Air Pollution Increases Risk of Premature Death, Study Reveals
The latest investigation identifies the environmental factors - particularly air pollution - posing a higher risk to heart and overall health, hence increasing premature deaths by 20 percent
Researchers in various areas of study identify the causes that increase people’s risk for early death. One major reason for early death is found to be air pollution. It is because pollution of air leads to cardiovascular-linked premature death rise by 20 percent.
The study, published in the journal PLOS ONE, indicates that along with smoking, diabetes, and high blood pressure, air pollution is highly predictive of early deaths due to strokes and heart attacks. Exposure to higher outdoor air pollution is the major reason behind the increased mortality risk of 17 percent due to cardiovascular diseases.

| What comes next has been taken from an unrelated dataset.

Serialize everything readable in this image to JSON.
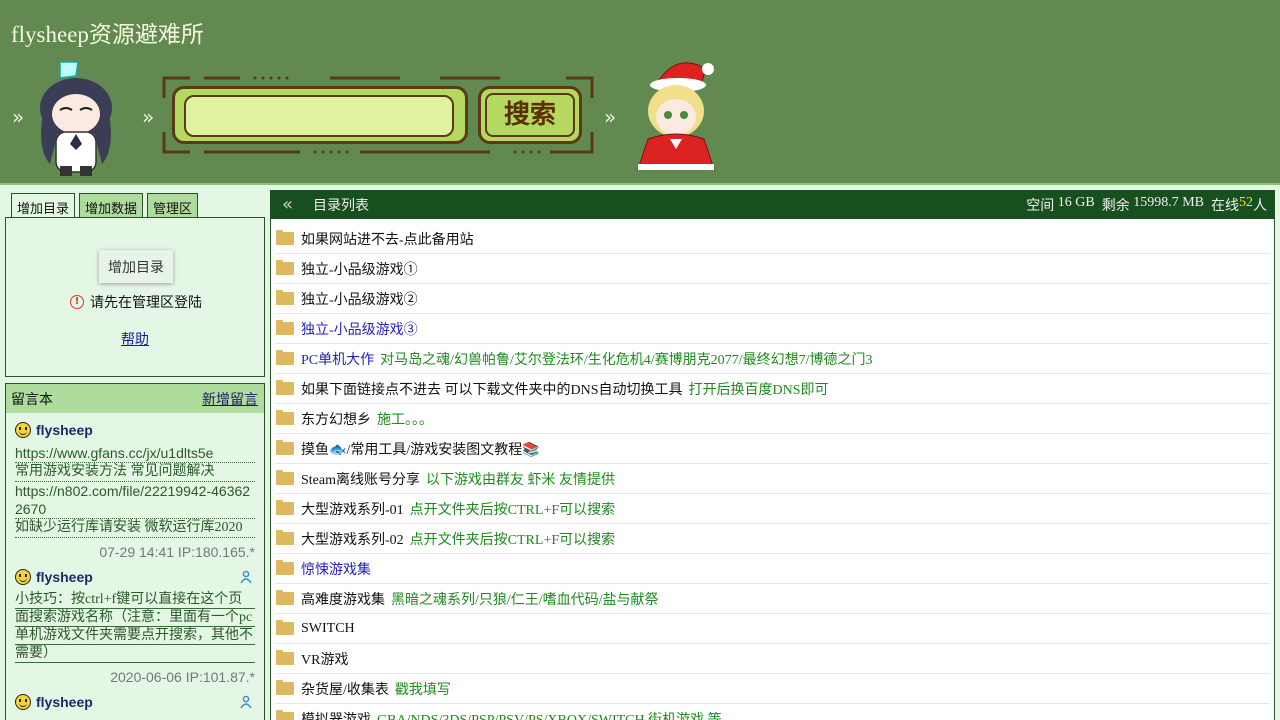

Using kerosene- and wood-burning stoves (not well-ventilated via chimney) for cooking also elevates the risk of deaths by 9 percent and 23 percent, researchers said. They said that people who live near busy roads are at higher risk of premature death as well as opposed to those who live in areas away from main roads with high traffic.
For the study, researchers from the Icahn School of Medicine at Mount Sinai, US, and NYU Grossman School of Medicine, gathered environmental and personal health data from 50,045 mostly rural, poor villagers living in Iran’s northeast Golestan region.
All the participants were above 40 years of age and agreed to have their health monitored yearly in 2004. As per the study, the researchers identified environmental factors that pose the greatest risk to heart and overall health, but also add much-needed scientific evidence from people in low- and middle-income countries.
The traditional research on the risk factors based on the environment reveals that urban populations in developed countries have better access to advanced medical care facilities. Compared to people living near specialized medical services, people living away from clinics with catheterization laboratories can unblock clogged arteries on time.
It shows that they have an increased risk of death by 1 percent for each 10 km of distance. The study even mentions that one-third of participants who live within 500 meters of main roadways have a 13 percent higher risk of death.
Rajesh Vedanthan, the lead author of the study and cardiologist, mentioned that their findings will broaden the higher disease-rise profile over a certain age. Moreover, the increased population density, low neighborhood income levels, and ample nighttime light exposure are some other factors leading to higher premature deaths.
The researchers even collected data from December 2018. They even formed a predictive model on overall death risk and cardiovascular disease-related death risk. The researchers further plan to continue their analysis, hoping to apply a predictive model to various countries to fine-tune their predictive capacity. With the help of the new tool, scientists can evaluate the effectiveness of lifestyle, environmental factors, personal health changes, etc. to reduce mortality rates throughout the world.